CINAR, TURKEY – It is not inconsistent to condemn terrorism and at the same time criticise government policies which feed it.
In all the years I was a Middle East analyst there was never any shortage of strange things and inconsistencies. The Israel-Palestine conflict aside (a pox on both their houses!), there is much that goes on that makes one shake one’s head in frustration and incredulity.
Take the Turkish-Kurdish dislike. The Kurds have often been described as the single largest ethnic group (between 25 and 35 million) without a homeland to call their own. The Turkish state has long disavowed the very existence of a separate Kurdish entity, calling these people ‘mountain Turks‘ and outlawing the Kurdish language, as well as forbidding them to wear distinctive Kurdish dress in or near the important administrative cities.
Faced with Turkish unwillingness to even talk, some Kurds have taken up arms to get what they want.

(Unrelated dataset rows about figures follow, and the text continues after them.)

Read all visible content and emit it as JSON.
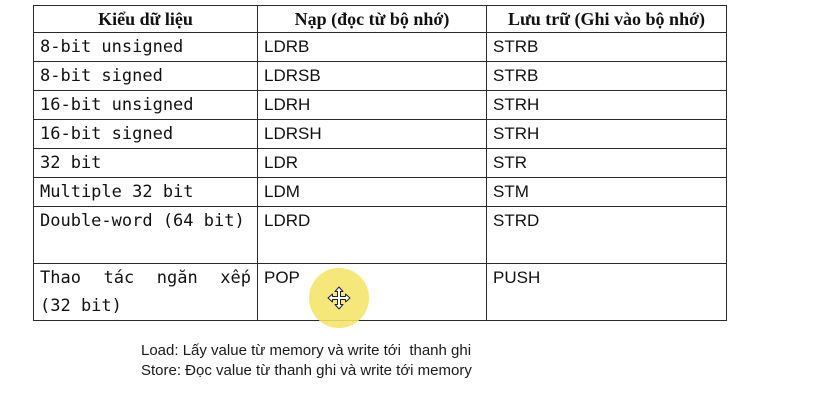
{
  "table": {
    "headers": {
      "data_type": "Kiểu dữ liệu",
      "load": "Nạp (đọc từ bộ nhớ)",
      "store": "Lưu trữ (Ghi vào bộ nhớ)"
    },
    "rows": [
      {
        "type": "8-bit unsigned",
        "load": "LDRB",
        "store": "STRB"
      },
      {
        "type": "8-bit signed",
        "load": "LDRSB",
        "store": "STRB"
      },
      {
        "type": "16-bit unsigned",
        "load": "LDRH",
        "store": "STRH"
      },
      {
        "type": "16-bit signed",
        "load": "LDRSH",
        "store": "STRH"
      },
      {
        "type": "32 bit",
        "load": "LDR",
        "store": "STR"
      },
      {
        "type": "Multiple 32 bit",
        "load": "LDM",
        "store": "STM"
      },
      {
        "type": "Double-word (64 bit)",
        "load": "LDRD",
        "store": "STRD"
      },
      {
        "type": "Thao tác ngăn xếp (32 bit)",
        "load": "POP",
        "store": "PUSH"
      }
    ]
  },
  "notes": {
    "load": "Load: Lấy value từ memory và write tới  thanh ghi",
    "store": "Store: Đọc value từ thanh ghi và write tới memory"
  },
  "cursor": {
    "icon": "move-icon",
    "highlight_color": "#f4e468"
  }
}
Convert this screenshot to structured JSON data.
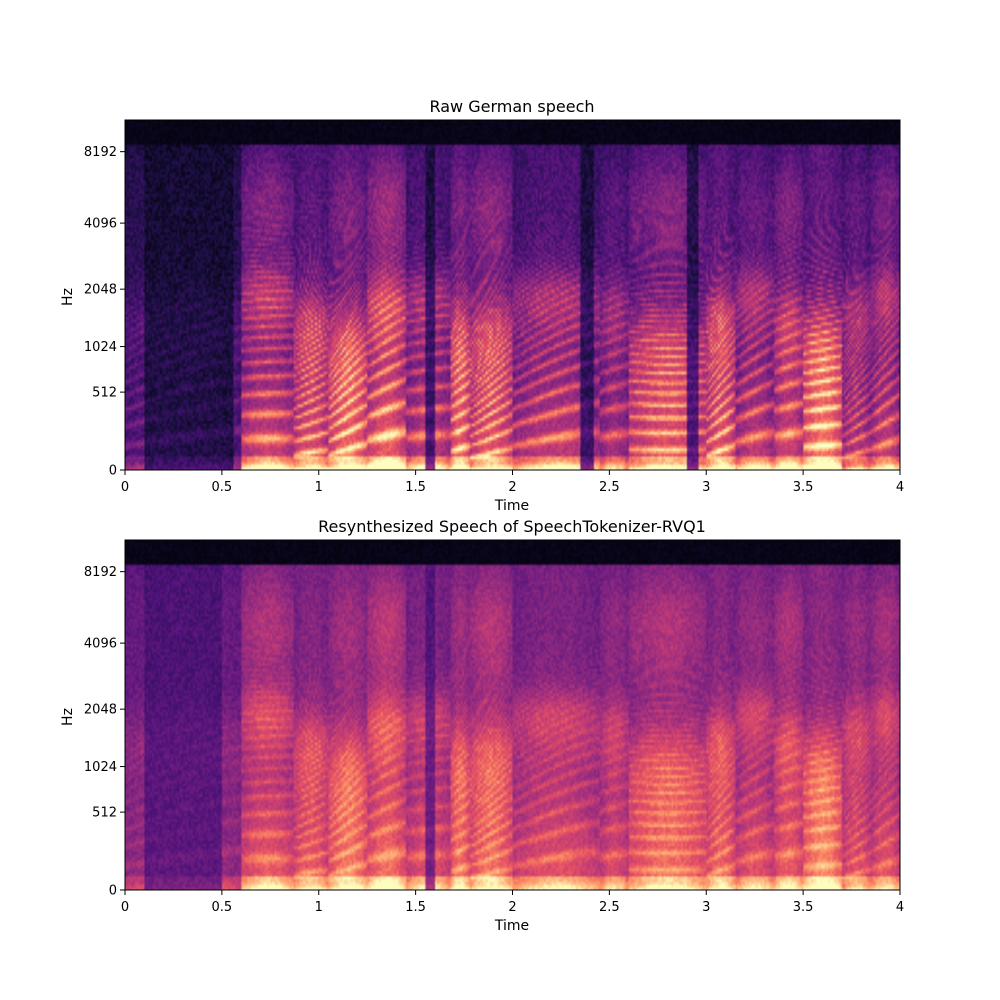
{
  "chart_data": [
    {
      "type": "heatmap",
      "title": "Raw German speech",
      "xlabel": "Time",
      "ylabel": "Hz",
      "xlim": [
        0,
        4
      ],
      "ylim": [
        0,
        11025
      ],
      "y_scale": "mel",
      "colormap": "magma",
      "x_ticks": [
        "0",
        "0.5",
        "1",
        "1.5",
        "2",
        "2.5",
        "3",
        "3.5",
        "4"
      ],
      "y_ticks": [
        "0",
        "512",
        "1024",
        "2048",
        "4096",
        "8192"
      ],
      "segment_onsets_s": [
        0.0,
        0.6,
        0.87,
        1.05,
        1.25,
        1.45,
        1.68,
        1.78,
        2.0,
        2.45,
        2.6,
        3.0,
        3.15,
        3.35,
        3.5,
        3.7,
        3.85
      ],
      "segment_intensity": [
        0.35,
        0.75,
        0.8,
        0.85,
        0.9,
        0.7,
        0.85,
        0.8,
        0.7,
        0.6,
        0.75,
        0.85,
        0.7,
        0.75,
        0.9,
        0.65,
        0.7
      ],
      "silence_intervals_s": [
        [
          0.1,
          0.5
        ],
        [
          0.5,
          0.56
        ],
        [
          1.55,
          1.6
        ],
        [
          2.35,
          2.42
        ],
        [
          2.9,
          2.96
        ]
      ],
      "top_band_dark": true
    },
    {
      "type": "heatmap",
      "title": "Resynthesized Speech of SpeechTokenizer-RVQ1",
      "xlabel": "Time",
      "ylabel": "Hz",
      "xlim": [
        0,
        4
      ],
      "ylim": [
        0,
        11025
      ],
      "y_scale": "mel",
      "colormap": "magma",
      "x_ticks": [
        "0",
        "0.5",
        "1",
        "1.5",
        "2",
        "2.5",
        "3",
        "3.5",
        "4"
      ],
      "y_ticks": [
        "0",
        "512",
        "1024",
        "2048",
        "4096",
        "8192"
      ],
      "segment_onsets_s": [
        0.0,
        0.6,
        0.87,
        1.05,
        1.25,
        1.45,
        1.68,
        1.78,
        2.0,
        2.45,
        2.6,
        3.0,
        3.15,
        3.35,
        3.5,
        3.7,
        3.85
      ],
      "segment_intensity": [
        0.45,
        0.8,
        0.8,
        0.85,
        0.9,
        0.75,
        0.85,
        0.85,
        0.75,
        0.7,
        0.8,
        0.85,
        0.75,
        0.8,
        0.9,
        0.75,
        0.75
      ],
      "silence_intervals_s": [
        [
          0.1,
          0.5
        ],
        [
          1.55,
          1.6
        ]
      ],
      "top_band_dark": true
    }
  ]
}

There are several terrorist groups, perhaps the most well-known of which is the PKK (the Partiya Karkeren Kurdistan or Kurdistan Workers’ Party, which is a listed terrorist entity in Canada).
These groups have been responsible for some horrendous acts of terrorism.
On this day in 2016
Five people were killed and 39 wounded in a car bomb attack on a police station and adjacent housing for officers in south-eastern Turkey. 14 people were injured in the initial bomb blast while 25 were wounded by the collapse of the building, including five who had been rescued from the rubble by emergency teams.
Every threat directed at Turkey will be punished in kind.Turkish Prime Minister Ahmet Davutoglu
The PKK was suspected in the attack: it was followed up by rocket fire and long-range gunfire. Both police and civilians were wounded but initial reports said all those killed were civilians.
Acts of this nature must be condemned as should all acts of terrorism. Still, Turkey has a lot to learn about how to treat its own Kurdish population and should eject this belief that the Kurds are ‘mountain Turks’.